Alors il fallait se mettre au boulot, travailler son grand soir, et se préparer des jours ensoleillés en Californie. Mais pour ça, Jon, Richie, Alec, Tico et David avaient besoin d'un coup de main. Un coup de patte plus précisément. Car si le duo Sambora/Bongiovi pouvait sans peine accoucher de morceaux entêtants, il leur fallait passer à la catégorie supérieure, et offrir en pâture aux fans une nourriture bien plus riche. En des termes plus triviaux, il fallait décocher la flèche en pleine cible, habiter la mélodie fatale, le refrain contagieux, en gros, décrocher le fameux hit single qui casse la baraque. Et pour ça, le compromis était de rigueur, mais les solutions n'étaient pas légion. Une intervention extérieure était de mise. Celle d'un cador de la composition, d'un orfèvre du tube interplanétaire. Et qui de mieux placé en ces années 80 que le gourou du chorus inoubliable, Desmond Child pour arriver à ses fins ?
Avec une telle association, la réussite était quasiment garantie.
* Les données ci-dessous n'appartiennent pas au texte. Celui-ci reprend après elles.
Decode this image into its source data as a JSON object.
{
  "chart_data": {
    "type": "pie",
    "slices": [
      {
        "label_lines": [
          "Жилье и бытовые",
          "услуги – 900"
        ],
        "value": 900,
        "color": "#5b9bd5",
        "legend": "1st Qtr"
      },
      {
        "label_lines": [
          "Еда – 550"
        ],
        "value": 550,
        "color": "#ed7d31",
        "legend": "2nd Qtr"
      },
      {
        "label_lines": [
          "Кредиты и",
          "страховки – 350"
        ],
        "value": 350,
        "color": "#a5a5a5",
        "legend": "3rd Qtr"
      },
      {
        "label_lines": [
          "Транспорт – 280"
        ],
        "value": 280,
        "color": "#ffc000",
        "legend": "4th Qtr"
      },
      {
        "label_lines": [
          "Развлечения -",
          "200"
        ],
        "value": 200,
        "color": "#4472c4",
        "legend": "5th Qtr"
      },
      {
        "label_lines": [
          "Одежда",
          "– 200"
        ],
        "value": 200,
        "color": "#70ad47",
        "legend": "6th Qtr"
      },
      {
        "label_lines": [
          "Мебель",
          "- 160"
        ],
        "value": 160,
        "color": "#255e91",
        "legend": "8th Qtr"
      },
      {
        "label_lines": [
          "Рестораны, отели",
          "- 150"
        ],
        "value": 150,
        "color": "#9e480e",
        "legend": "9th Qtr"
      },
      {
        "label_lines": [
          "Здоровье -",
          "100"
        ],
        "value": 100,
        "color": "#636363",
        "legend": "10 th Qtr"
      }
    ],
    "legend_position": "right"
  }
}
Mais personne n'aurait pu prévoir à quel point. Et plus qu'un succès personnel, le troisième album de BON JOVI fut un signal de départ, l'explosion initiale de toute une scène musicale américaine prônant les valeurs de rigueur. L'hédonisme, l'amitié virile, les émotions adolescentes, tout un pan de vie que la jeunesse US n'était pas prête à laisser filer trop vite.
De ce point de vue, Slippery When Wet (panneau placé sur les côtés des piscines publiques aux Etats-Unis) fut le parangon de la science mainstream des groupes d'Outre-Atlantique à accoucher d'albums euphorisants et cathartiques. En dix titres, le quintette résuma toute la philosophie locale de l'époque, basée sur le fun, l'insouciance, et ce concept intemporel de la fuite en avant teintée de nostalgie que John Hughes a si bien capté dans ses films. Le New Jersey se délocalisait en Californie, se teintait de couleurs chamarrées, et allait écrire une des pages les plus joyeuses de l'histoire de la musique contemporaine.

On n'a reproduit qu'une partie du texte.